Valoración y conclusión
Otro día será destaca por la cantidad de interacción que consigue generar con apenas cinco cartas por participante. Su sistema se entiende con rapidez y plantea decisiones sencillas, pero no automáticas. Jugar un animal fuerte reduce el riesgo de ser cazado, aunque también ofrece menos puntos y aumenta la posibilidad de coincidir con otras personas. Así pues, recurrir al búho o al ratón puede resultar mucho más rentable, pero exige calcular mejor qué cartas siguen disponibles y qué hábitos ha mostrado el resto de la mesa.
Uno de sus principales aciertos está en la información que se acumula durante cada ronda. Como las cartas utilizadas permanecen visibles, las primeras elecciones condicionan las siguientes y permiten descartar posibilidades. La deducción es ligera, pero suficiente para que el juego no dependa únicamente del azar. A medida que avanzan las cacerías, podemos anticipar con mayor precisión qué animales quedan en las manos rivales, aunque siempre persiste la incertidumbre necesaria para que el faroleo conserve importancia. Esa combinación entre memoria, lectura de la mesa y riesgo convierte una estructura muy elemental en una sucesión de decisiones con cierta tensión.
También funciona especialmente bien como juego familiar. Las reglas son accesibles, las partidas son breves y la cadena alimentaria resulta intuitiva incluso para quienes tienen poca experiencia con los juegos de mesa. La interacción es directa, pero la eliminación solo dura hasta el final de la ronda, de modo que los tiempos de espera suelen ser reducidos. Las coincidencias entre animales, los intentos fallidos de caza y las elecciones inesperadas generan además situaciones propicias para la conversación y el humor en la mesa.

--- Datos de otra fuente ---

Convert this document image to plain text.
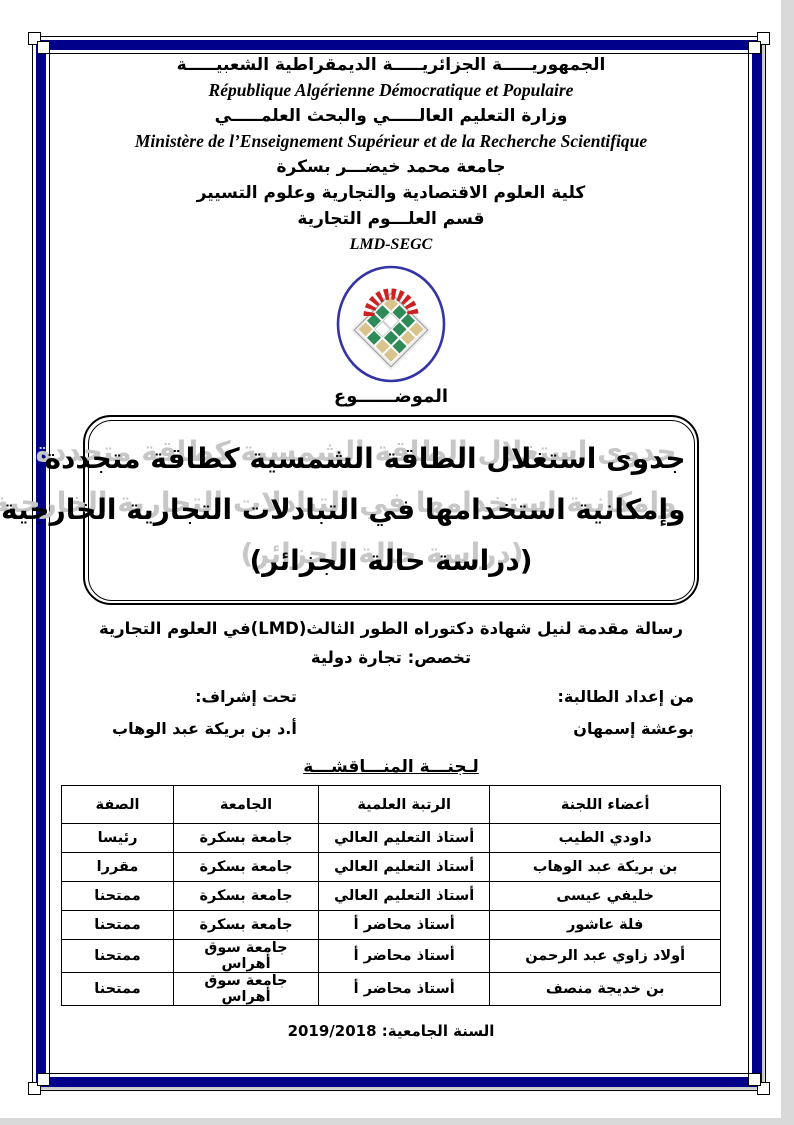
الجمهوريـــــة الجزائريـــــة الديمقراطية الشعبيـــــة
République Algérienne Démocratique et Populaire
وزارة التعليم العالـــــي والبحث العلمـــــي
Ministère de l’Enseignement Supérieur et de la Recherche Scientifique
جامعة محمد خيضـــر بسكرة
كلية العلوم الاقتصادية والتجارية وعلوم التسيير
قسم العلـــوم التجارية
LMD-SEGC
الموضــــــوع
جدوى استغلال الطاقة الشمسية كطاقة متجددة
وإمكانية استخدامها في التبادلات التجارية الخارجية
(دراسة حالة الجزائر)
رسالة مقدمة لنيل شهادة دكتوراه الطور الثالث(LMD)في العلوم التجارية
تخصص: تجارة دولية
من إعداد الطالبة:
بوعشة إسمهان
تحت إشراف:
أ.د بن بريكة عبد الوهاب
لـجنـــة المنـــاقشـــة
أعضاء اللجنة	الرتبة العلمية	الجامعة	الصفة
داودي الطيب	أستاذ التعليم العالي	جامعة بسكرة	رئيسا
بن بريكة عبد الوهاب	أستاذ التعليم العالي	جامعة بسكرة	مقررا
خليفي عيسى	أستاذ التعليم العالي	جامعة بسكرة	ممتحنا
فلة عاشور	أستاذ محاضر أ	جامعة بسكرة	ممتحنا
أولاد زاوي عبد الرحمن	أستاذ محاضر أ	جامعة سوق أهراس	ممتحنا
بن خديجة منصف	أستاذ محاضر أ	جامعة سوق أهراس	ممتحنا
السنة الجامعية: 2019/2018
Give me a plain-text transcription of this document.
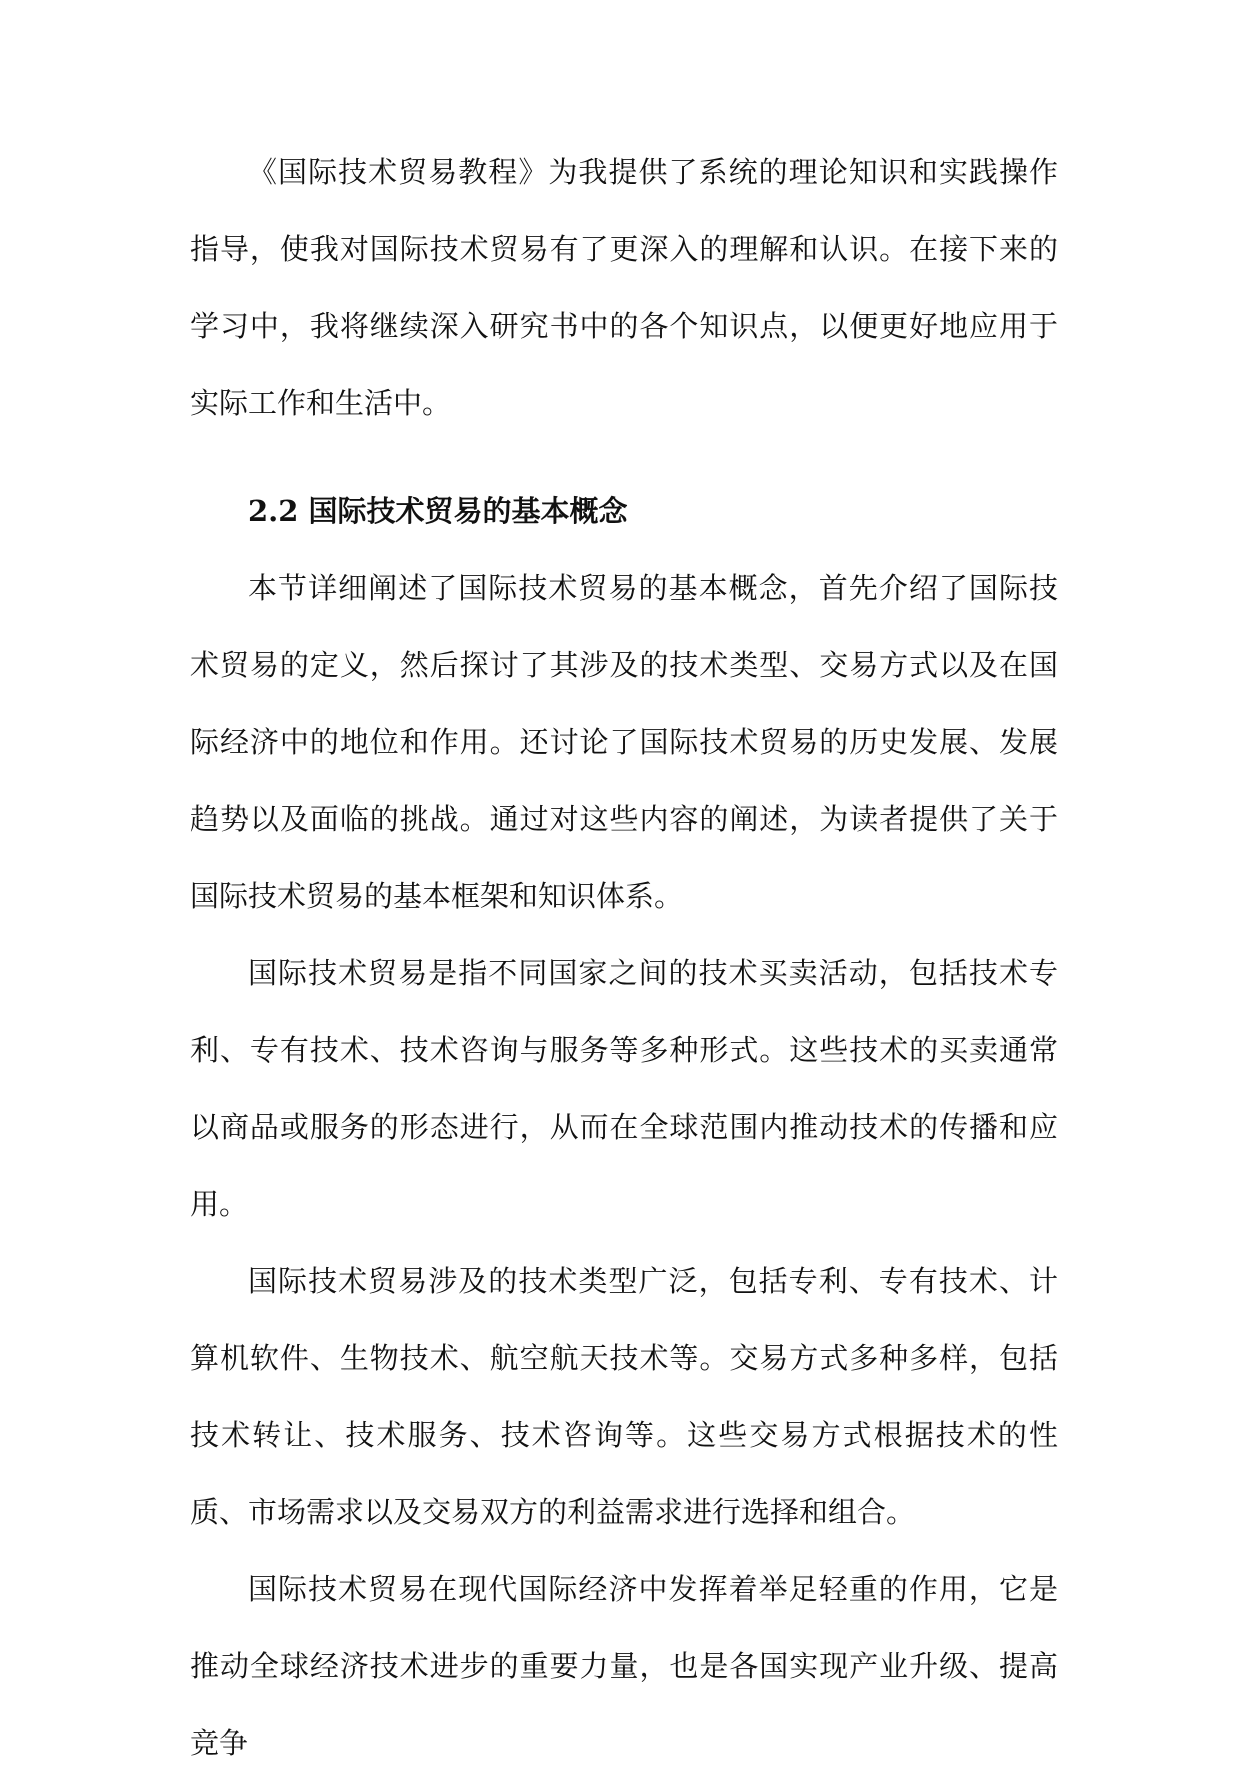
《国际技术贸易教程》为我提供了系统的理论知识和实践操作指导，使我对国际技术贸易有了更深入的理解和认识。在接下来的学习中，我将继续深入研究书中的各个知识点，以便更好地应用于实际工作和生活中。

2.2 国际技术贸易的基本概念

本节详细阐述了国际技术贸易的基本概念，首先介绍了国际技术贸易的定义，然后探讨了其涉及的技术类型、交易方式以及在国际经济中的地位和作用。还讨论了国际技术贸易的历史发展、发展趋势以及面临的挑战。通过对这些内容的阐述，为读者提供了关于国际技术贸易的基本框架和知识体系。

国际技术贸易是指不同国家之间的技术买卖活动，包括技术专利、专有技术、技术咨询与服务等多种形式。这些技术的买卖通常以商品或服务的形态进行，从而在全球范围内推动技术的传播和应用。

国际技术贸易涉及的技术类型广泛，包括专利、专有技术、计算机软件、生物技术、航空航天技术等。交易方式多种多样，包括技术转让、技术服务、技术咨询等。这些交易方式根据技术的性质、市场需求以及交易双方的利益需求进行选择和组合。

国际技术贸易在现代国际经济中发挥着举足轻重的作用，它是推动全球经济技术进步的重要力量，也是各国实现产业升级、提高竞争
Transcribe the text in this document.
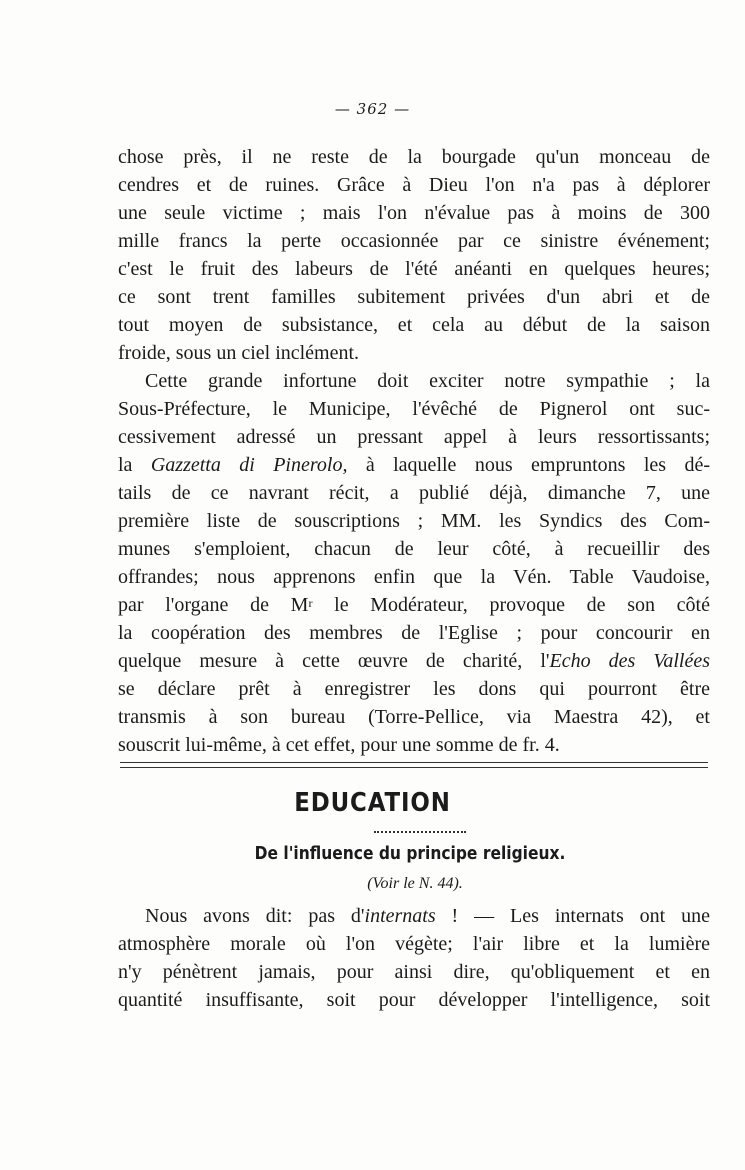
— 362 —
chose près, il ne reste de la bourgade qu'un monceau de
cendres et de ruines. Grâce à Dieu l'on n'a pas à déplorer
une seule victime ; mais l'on n'évalue pas à moins de 300
mille francs la perte occasionnée par ce sinistre événement;
c'est le fruit des labeurs de l'été anéanti en quelques heures;
ce sont trent familles subitement privées d'un abri et de
tout moyen de subsistance, et cela au début de la saison
froide, sous un ciel inclément.
Cette grande infortune doit exciter notre sympathie ; la
Sous-Préfecture, le Municipe, l'évêché de Pignerol ont suc-
cessivement adressé un pressant appel à leurs ressortissants;
la Gazzetta di Pinerolo, à laquelle nous empruntons les dé-
tails de ce navrant récit, a publié déjà, dimanche 7, une
première liste de souscriptions ; MM. les Syndics des Com-
munes s'emploient, chacun de leur côté, à recueillir des
offrandes; nous apprenons enfin que la Vén. Table Vaudoise,
par l'organe de $M^r$ le Modérateur, provoque de son côté
la coopération des membres de l'Eglise ; pour concourir en
quelque mesure à cette œuvre de charité, l'Echo des Vallées
se déclare prêt à enregistrer les dons qui pourront être
transmis à son bureau (Torre-Pellice, via Maestra 42), et
souscrit lui-même, à cet effet, pour une somme de fr. 4.
EDUCATION
De l'influence du principe religieux.
(Voir le N. 44).
Nous avons dit: pas d'internats ! — Les internats ont une
atmosphère morale où l'on végète; l'air libre et la lumière
n'y pénètrent jamais, pour ainsi dire, qu'obliquement et en
quantité insuffisante, soit pour développer l'intelligence, soit
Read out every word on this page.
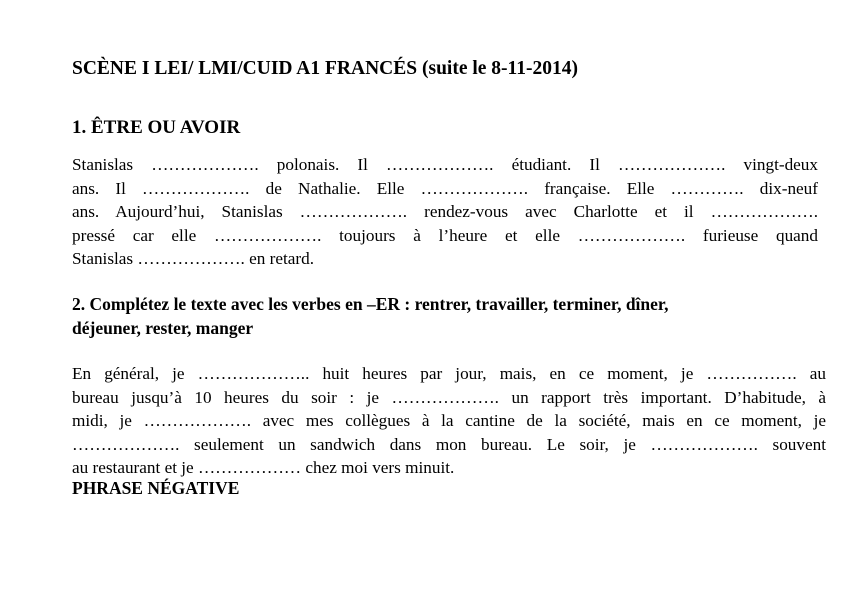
SCÈNE I LEI/ LMI/CUID A1 FRANCÉS (suite le 8-11-2014)
1. ÊTRE OU AVOIR
Stanislas ………………. polonais. Il ………………. étudiant. Il ………………. vingt-deux
ans. Il ………………. de Nathalie. Elle ………………. française. Elle …………. dix-neuf
ans. Aujourd’hui, Stanislas ………………. rendez-vous avec Charlotte et il ……………….
pressé car elle ………………. toujours à l’heure et elle ………………. furieuse quand
Stanislas ………………. en retard.
2. Complétez le texte avec les verbes en –ER : rentrer, travailler, terminer, dîner,
déjeuner, rester, manger
En général, je ……………….. huit heures par jour, mais, en ce moment, je ……………. au
bureau jusqu’à 10 heures du soir : je ………………. un rapport très important. D’habitude, à
midi, je ………………. avec mes collègues à la cantine de la société, mais en ce moment, je
………………. seulement un sandwich dans mon bureau. Le soir, je ………………. souvent
au restaurant et je ……………… chez moi vers minuit.
PHRASE NÉGATIVE
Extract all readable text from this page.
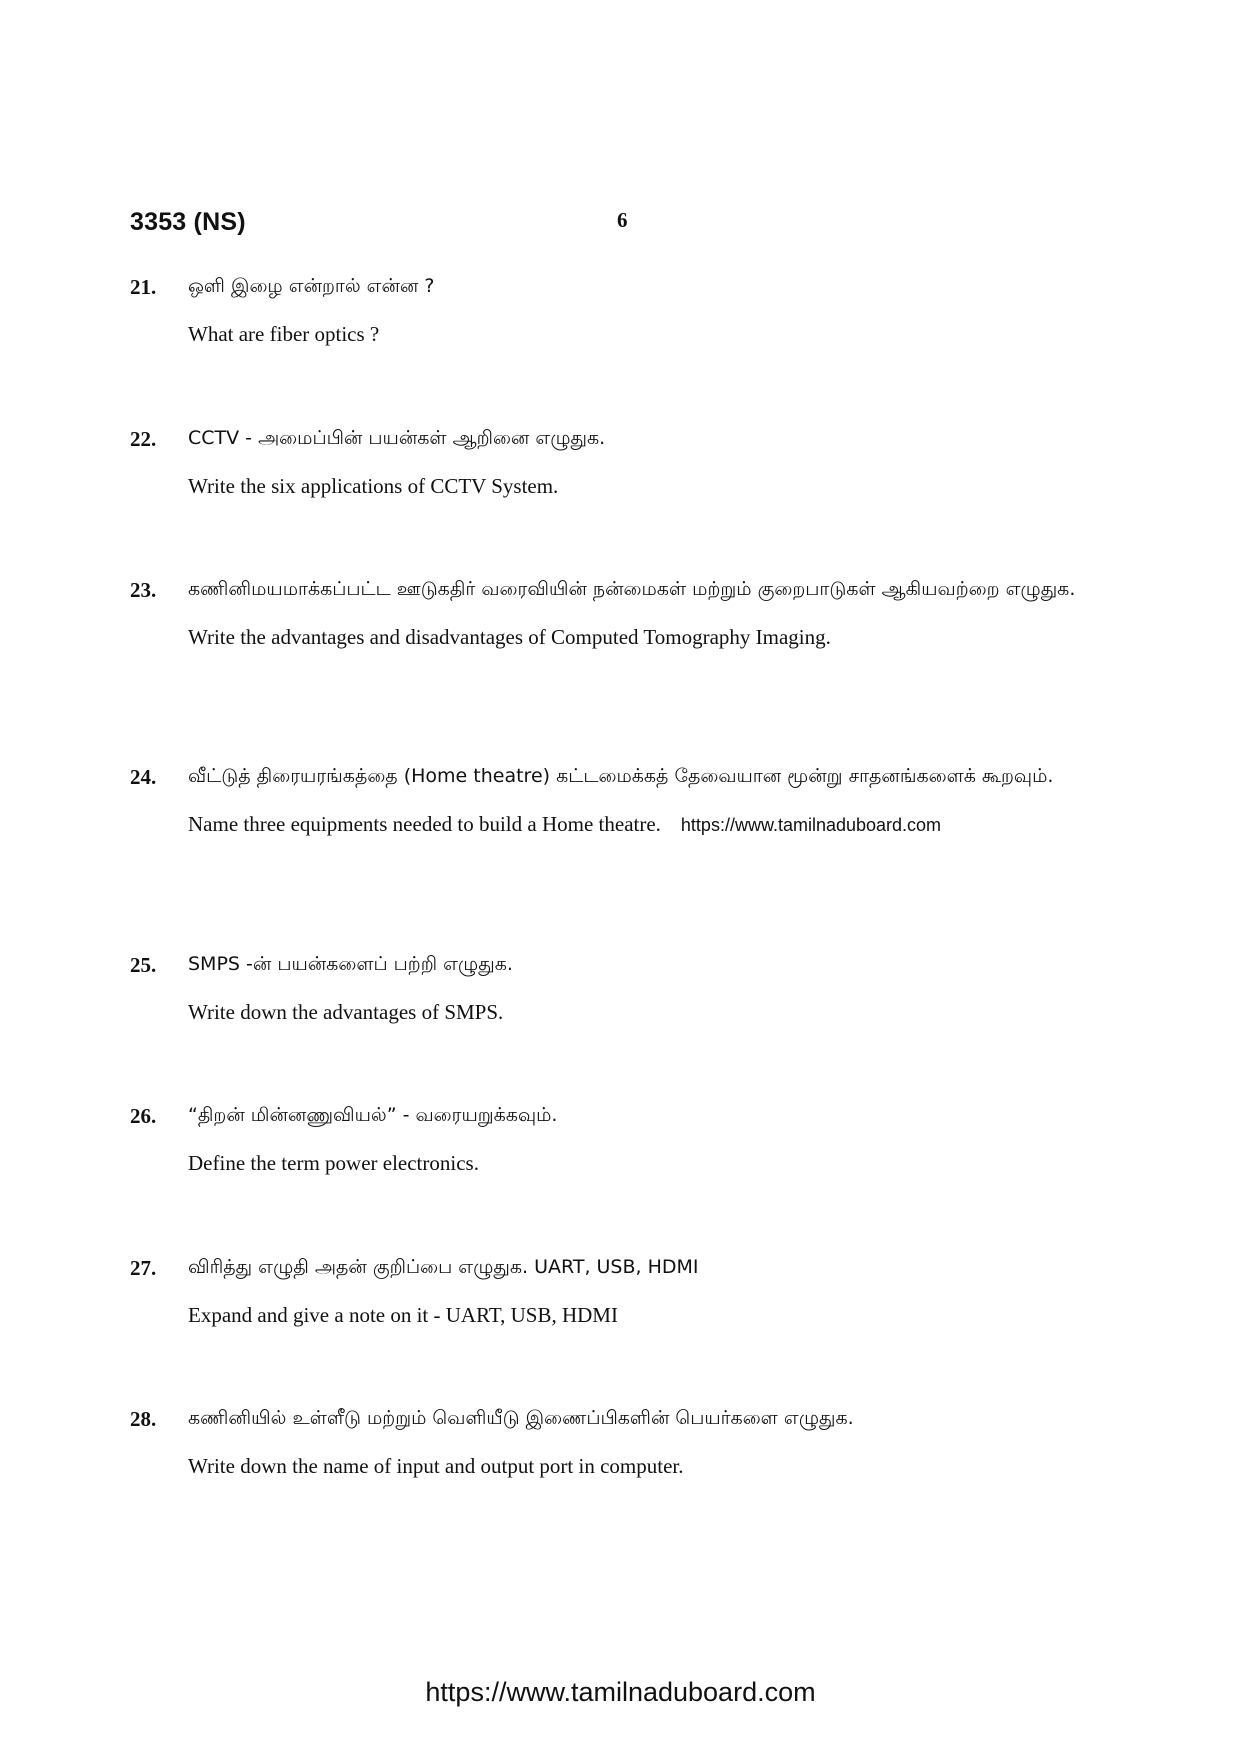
3353 (NS)	6
21. ஒளி இழை என்றால் என்ன ?
What are fiber optics ?
22. CCTV - அமைப்பின் பயன்கள் ஆறினை எழுதுக.
Write the six applications of CCTV System.
23. கணினிமயமாக்கப்பட்ட ஊடுகதிர் வரைவியின் நன்மைகள் மற்றும் குறைபாடுகள் ஆகியவற்றை எழுதுக.
Write the advantages and disadvantages of Computed Tomography Imaging.
24. வீட்டுத் திரையரங்கத்தை (Home theatre) கட்டமைக்கத் தேவையான மூன்று சாதனங்களைக் கூறவும்.
Name three equipments needed to build a Home theatre. https://www.tamilnaduboard.com
25. SMPS -ன் பயன்களைப் பற்றி எழுதுக.
Write down the advantages of SMPS.
26. “திறன் மின்னணுவியல்” - வரையறுக்கவும்.
Define the term power electronics.
27. விரித்து எழுதி அதன் குறிப்பை எழுதுக. UART, USB, HDMI
Expand and give a note on it - UART, USB, HDMI
28. கணினியில் உள்ளீடு மற்றும் வெளியீடு இணைப்பிகளின் பெயர்களை எழுதுக.
Write down the name of input and output port in computer.
https://www.tamilnaduboard.com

El apartado visual acompaña bien esa vocación familiar. Las ilustraciones aportan personalidad a los cinco animales y las cartas, de formato grande en cartón grueso, resultan llamativas sobre la mesa. La producción transmite una sensación más cercana a pequeñas losetas que a una baraja convencional, aunque los bordes oscuros pueden acusar el desgaste con el uso. El contenido, por otra parte, es muy reducido, algo que puede hacer que el precio parezca elevado al abrir la caja, pese a que la capacidad del juego para volver a mesa compense parcialmente esa impresión.
Su principal limitación está en la escala de participantes. Aunque admite partidas a dos, es con cuatro o cinco personas cuando el sistema ofrece más posibilidades. Con pocas cartas en juego, las cacerías pueden resolverse demasiado pronto y la lectura de intenciones pierde parte de su riqueza. Al aumentar el grupo aparecen más coincidencias, más objetivos posibles y mayores dificultades para anticipar cada elección, lo que refuerza tanto el faroleo como la tensión. En otras palabras, a dos puede funcionar, pero se vuelve más previsible y pierde buena parte de su componente social.
Tampoco conviene esperar una experiencia de deducción especialmente profunda. Las decisiones mejoran cuando conocemos las cartas ya jugadas, pero el margen de control sigue siendo limitado y buena parte del resultado depende de acertar las intenciones ajenas. En grupos que prefieran estrategias calculables o una evolución más compleja, la propuesta puede parecer repetitiva después de varias partidas consecutivas. Además, la explicación formal puede resultar algo más enrevesada que el propio desarrollo del juego, especialmente al describir el orden de llamada, las coincidencias y el reparto de comida. Una demostración práctica suele transmitir su funcionamiento con mayor claridad que una lectura minuciosa del reglamento.
En definitiva, Otro día será es un filler familiar de reglas sencillas, partidas rápidas y mucha interacción, capaz de construir una experiencia de faroleo y deducción con un material mínimo. Su mayor virtud está en el equilibrio entre seguridad y recompensa, reforzado por la información que dejan las cartas jugadas y por la necesidad de interpretar las intenciones del resto. Pierde fuerza a pocos participantes y su profundidad es necesariamente limitada, pero con cuatro o cinco personas ofrece una propuesta ágil, accesible y propensa a generar momentos de diversión.